There it was. Finally I had a name for it. As well as a mixed feeling of panic and relief. Knowing that something is wrong with you and not knowing what it is is more dreadful than the illness itself. Illness – that word. I have an illness. A terminal illness. It has no cure, no fully effective treatment, and it will impair for all time my “social, interpersonal and occupational functioning.” There it was – a selfie in words, grabbing me by the throat.
“Dysphoric Hypomania.” That’s when the hypomanic phase is high activity but with negative mood – anger, irritibility, fear; and self-destructive, self-punitive behaviors – Often involving drugs and alcohol; also hypersexual behavor, compulsive shopping, fighting, firing off angry emails (that you will soon be very ashamed of), blowing up at your spouse for not closing the toothpaste tube, driving nowhere, watching Nickelodeon at three in the morning, and so on. Why couldn’t I at least have been lucky enough to get the “Euphoric Hypomania?” Great mood, positive activity, heightened creativity, increased (even if over-inflated) self esteem, and that “Everything is really ok” kind of feeling (even when it really isn’t). At least then I would feel happy about half the time.
But I am who I am and I got what I got, and I need to keep learning, day by day, how to live with it. The worst thing I can do is fight it. Resistance is futile. That is not to be confused with resignation, or weakness. This is an illness, and as such it is not subject to the force of will – not any more than diabetes or cancer is. It is about constructively accomodating it into my life and into my very being. Even to befriend it. It’s about adapting to it – using it to your advantage when you can and mitigating the damage when you can’t. No, the struggle isn’t about killing it off. It’s about managing it.

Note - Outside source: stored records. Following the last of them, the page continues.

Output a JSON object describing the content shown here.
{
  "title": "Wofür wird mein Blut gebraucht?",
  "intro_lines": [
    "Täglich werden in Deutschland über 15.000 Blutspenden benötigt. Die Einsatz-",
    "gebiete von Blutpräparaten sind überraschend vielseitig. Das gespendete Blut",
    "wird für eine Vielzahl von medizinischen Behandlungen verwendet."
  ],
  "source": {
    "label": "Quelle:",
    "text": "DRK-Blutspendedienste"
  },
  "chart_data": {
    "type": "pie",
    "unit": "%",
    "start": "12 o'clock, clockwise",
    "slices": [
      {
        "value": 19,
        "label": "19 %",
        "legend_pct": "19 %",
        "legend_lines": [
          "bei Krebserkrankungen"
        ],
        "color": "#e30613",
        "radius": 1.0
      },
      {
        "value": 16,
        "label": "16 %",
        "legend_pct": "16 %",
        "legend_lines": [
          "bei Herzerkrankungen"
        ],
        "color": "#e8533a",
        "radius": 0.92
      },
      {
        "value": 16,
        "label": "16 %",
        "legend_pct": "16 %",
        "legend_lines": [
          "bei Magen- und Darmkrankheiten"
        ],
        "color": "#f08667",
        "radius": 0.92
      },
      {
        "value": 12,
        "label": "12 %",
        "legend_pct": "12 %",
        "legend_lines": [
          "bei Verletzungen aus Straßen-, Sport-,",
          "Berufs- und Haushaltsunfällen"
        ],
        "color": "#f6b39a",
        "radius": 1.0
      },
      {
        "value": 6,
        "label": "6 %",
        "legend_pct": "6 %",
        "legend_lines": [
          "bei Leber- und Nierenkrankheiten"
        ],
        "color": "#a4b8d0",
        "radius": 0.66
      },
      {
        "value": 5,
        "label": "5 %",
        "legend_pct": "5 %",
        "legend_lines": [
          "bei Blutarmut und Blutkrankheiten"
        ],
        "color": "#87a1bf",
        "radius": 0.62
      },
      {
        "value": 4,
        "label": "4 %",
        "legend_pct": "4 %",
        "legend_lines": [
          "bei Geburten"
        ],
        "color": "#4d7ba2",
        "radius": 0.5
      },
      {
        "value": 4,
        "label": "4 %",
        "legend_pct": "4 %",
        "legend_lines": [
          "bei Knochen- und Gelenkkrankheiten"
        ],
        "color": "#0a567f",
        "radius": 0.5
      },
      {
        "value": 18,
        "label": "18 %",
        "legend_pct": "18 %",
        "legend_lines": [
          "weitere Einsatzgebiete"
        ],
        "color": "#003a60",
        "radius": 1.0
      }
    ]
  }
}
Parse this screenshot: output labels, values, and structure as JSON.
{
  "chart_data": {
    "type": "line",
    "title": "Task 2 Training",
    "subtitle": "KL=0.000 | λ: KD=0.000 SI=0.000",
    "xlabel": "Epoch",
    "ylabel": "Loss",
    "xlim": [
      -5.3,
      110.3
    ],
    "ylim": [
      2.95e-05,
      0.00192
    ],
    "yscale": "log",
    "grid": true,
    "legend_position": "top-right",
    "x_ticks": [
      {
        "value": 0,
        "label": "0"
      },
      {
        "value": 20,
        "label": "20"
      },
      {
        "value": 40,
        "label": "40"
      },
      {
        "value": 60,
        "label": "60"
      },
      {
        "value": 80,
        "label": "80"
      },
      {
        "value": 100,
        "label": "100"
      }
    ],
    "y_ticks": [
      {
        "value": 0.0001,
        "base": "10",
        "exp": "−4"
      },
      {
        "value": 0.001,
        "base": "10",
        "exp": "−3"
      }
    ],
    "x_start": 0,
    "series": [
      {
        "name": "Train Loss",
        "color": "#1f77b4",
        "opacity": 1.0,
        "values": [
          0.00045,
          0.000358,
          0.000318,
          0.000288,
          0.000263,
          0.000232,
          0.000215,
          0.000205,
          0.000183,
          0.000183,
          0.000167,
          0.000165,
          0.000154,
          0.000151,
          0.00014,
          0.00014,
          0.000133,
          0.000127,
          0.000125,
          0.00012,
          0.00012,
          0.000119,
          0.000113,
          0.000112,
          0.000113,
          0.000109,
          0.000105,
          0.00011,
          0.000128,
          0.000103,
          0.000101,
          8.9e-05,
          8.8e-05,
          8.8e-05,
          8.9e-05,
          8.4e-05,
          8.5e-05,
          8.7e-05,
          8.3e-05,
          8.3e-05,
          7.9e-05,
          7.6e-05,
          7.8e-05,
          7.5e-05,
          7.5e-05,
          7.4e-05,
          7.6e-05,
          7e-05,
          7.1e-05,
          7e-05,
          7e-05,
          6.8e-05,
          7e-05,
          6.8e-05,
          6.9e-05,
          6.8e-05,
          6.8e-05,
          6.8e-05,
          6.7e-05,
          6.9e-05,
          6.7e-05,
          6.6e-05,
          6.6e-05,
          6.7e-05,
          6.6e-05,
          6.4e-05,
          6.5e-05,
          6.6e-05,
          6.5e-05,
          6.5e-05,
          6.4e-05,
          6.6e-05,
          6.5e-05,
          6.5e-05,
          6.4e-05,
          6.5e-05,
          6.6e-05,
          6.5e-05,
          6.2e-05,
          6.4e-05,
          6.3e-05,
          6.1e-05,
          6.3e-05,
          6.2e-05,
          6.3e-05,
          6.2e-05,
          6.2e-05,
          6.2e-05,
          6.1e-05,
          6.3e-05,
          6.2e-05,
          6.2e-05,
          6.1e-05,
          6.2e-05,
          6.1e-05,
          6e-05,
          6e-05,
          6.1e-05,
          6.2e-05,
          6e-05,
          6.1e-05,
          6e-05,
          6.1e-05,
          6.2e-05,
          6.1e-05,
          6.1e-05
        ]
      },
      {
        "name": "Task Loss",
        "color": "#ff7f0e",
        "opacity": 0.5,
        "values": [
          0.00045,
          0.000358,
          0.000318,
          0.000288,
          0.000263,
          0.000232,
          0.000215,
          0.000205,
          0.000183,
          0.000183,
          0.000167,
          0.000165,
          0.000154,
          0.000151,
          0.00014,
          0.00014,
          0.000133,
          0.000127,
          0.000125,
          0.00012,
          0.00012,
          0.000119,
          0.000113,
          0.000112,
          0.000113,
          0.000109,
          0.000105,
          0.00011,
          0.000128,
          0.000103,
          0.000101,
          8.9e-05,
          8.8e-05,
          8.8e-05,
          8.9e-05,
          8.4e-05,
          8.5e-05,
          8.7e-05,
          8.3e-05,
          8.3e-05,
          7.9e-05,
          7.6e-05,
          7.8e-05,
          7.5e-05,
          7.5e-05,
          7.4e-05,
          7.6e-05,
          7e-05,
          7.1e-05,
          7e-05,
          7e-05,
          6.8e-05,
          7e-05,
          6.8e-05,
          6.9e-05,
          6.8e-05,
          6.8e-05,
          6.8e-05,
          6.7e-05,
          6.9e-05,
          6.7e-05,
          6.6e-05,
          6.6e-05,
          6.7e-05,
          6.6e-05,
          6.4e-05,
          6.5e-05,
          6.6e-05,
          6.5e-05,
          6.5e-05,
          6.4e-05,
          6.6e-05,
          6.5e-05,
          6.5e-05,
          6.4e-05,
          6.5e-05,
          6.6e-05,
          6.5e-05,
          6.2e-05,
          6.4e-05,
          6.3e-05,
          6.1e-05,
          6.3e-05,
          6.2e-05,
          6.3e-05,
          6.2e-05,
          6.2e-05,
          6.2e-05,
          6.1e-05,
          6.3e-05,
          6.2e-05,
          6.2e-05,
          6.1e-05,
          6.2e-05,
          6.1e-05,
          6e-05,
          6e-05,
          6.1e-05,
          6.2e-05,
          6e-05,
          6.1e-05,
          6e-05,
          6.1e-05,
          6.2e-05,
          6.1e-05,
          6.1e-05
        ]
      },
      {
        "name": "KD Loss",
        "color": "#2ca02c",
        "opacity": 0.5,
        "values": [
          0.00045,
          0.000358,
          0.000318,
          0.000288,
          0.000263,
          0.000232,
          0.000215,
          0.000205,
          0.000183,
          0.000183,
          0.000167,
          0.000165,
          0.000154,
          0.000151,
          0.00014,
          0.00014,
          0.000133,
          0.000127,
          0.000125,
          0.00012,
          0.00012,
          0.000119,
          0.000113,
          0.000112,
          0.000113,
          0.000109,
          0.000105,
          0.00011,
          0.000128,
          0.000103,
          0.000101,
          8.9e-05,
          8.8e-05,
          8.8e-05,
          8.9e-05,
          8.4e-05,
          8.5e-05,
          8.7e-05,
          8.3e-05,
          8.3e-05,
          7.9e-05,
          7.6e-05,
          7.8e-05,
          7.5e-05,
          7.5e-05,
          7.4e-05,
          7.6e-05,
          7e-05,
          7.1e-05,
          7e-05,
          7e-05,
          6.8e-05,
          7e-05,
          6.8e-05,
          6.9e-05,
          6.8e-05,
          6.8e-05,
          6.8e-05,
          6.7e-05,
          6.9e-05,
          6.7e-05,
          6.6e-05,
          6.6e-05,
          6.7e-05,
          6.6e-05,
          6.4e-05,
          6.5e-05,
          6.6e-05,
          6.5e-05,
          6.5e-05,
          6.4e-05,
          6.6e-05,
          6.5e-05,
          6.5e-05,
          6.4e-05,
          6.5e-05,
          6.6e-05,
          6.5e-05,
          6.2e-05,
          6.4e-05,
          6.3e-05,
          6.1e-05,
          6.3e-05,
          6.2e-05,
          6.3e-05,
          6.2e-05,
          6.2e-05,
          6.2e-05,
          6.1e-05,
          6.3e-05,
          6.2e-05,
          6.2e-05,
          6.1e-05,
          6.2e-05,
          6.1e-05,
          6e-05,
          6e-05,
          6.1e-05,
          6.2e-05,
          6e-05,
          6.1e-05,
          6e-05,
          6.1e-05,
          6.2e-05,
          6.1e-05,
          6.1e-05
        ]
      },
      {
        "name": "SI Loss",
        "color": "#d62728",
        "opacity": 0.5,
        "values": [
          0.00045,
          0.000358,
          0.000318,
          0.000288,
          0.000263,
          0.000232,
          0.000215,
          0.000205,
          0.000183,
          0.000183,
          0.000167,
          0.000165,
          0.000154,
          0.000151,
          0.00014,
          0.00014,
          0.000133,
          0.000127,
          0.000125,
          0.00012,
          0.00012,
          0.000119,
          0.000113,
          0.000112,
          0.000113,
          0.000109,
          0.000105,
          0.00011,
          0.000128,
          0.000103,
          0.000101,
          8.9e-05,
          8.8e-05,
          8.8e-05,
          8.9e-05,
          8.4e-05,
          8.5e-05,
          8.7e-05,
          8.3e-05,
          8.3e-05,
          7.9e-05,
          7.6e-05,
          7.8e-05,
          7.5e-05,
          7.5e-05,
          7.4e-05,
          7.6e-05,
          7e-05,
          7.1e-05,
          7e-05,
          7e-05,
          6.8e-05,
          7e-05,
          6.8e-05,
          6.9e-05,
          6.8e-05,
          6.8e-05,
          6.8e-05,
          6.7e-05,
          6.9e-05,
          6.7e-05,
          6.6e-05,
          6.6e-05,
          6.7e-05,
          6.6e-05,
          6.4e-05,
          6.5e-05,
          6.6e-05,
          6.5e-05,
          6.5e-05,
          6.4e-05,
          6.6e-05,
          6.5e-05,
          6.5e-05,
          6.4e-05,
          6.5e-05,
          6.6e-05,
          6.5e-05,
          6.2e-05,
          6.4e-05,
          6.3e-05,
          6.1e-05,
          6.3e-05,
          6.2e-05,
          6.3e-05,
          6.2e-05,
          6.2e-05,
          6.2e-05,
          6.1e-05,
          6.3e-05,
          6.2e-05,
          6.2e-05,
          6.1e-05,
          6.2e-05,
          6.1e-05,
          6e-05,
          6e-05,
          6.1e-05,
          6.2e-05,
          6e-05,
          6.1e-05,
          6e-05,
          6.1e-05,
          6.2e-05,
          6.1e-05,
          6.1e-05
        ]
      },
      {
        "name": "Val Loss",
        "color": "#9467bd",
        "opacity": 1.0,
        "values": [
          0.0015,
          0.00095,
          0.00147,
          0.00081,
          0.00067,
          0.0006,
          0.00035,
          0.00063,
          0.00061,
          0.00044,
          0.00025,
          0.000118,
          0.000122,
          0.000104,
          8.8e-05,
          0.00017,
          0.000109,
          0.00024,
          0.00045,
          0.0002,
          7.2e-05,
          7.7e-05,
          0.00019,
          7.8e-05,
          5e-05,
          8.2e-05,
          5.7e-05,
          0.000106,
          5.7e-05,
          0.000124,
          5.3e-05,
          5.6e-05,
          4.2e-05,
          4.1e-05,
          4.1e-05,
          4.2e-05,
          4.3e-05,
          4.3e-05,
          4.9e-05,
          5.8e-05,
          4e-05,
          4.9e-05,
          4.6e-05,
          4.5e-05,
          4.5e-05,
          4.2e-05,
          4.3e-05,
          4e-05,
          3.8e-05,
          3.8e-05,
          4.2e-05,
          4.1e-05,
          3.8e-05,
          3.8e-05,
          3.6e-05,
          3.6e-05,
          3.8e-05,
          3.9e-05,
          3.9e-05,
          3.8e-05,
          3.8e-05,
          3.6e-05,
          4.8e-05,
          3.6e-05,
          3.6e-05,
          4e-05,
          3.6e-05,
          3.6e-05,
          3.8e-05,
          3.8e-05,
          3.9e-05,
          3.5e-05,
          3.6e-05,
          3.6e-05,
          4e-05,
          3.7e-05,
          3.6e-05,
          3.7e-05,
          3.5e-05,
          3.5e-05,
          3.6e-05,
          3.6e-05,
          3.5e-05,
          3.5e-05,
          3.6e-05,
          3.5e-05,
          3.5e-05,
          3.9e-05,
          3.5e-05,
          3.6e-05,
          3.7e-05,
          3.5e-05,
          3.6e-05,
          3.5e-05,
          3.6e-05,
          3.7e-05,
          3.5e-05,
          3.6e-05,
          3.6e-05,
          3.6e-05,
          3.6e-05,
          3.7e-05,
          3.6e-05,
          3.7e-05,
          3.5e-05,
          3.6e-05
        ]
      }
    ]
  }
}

And I have been given by some very kind people several tools with which to do that: Therapy, medication, meditation, exercise, writing, dancing, and most important of all not to stay alone for very long. My mind is not always my best friend, and at those times I shouldn’t be left alone with it. I don’t have to discuss my disorder with everyone or anyone. In fact I don’t have to discuss anything at all – Just being around people – sitting on a park bench – helps, no matter which phase I am in at the time. And then there’s the ultimate medicine – helping someone else. No matter how miserable you feel, no matter how bleak things seem, or maybe really are – Your life is always somebody else’s dream. Find that person. It isn’t hard – they are all around you. Give them your hand and feel your insides change. It’s miraculous.
Of course all of these things sound very pretty, don’t they? And they really do help. But sometimes – too many times – I just can’t bring myself to do any of them. Sometimes the compulsion to self-destruct is just too overwhelming, and sometimes I’m just too depressed to do those things that I know will relieve it. Those are the times that I look at that selfie, pour it a cup of coffee, and invite him to just sit down and make himself at home.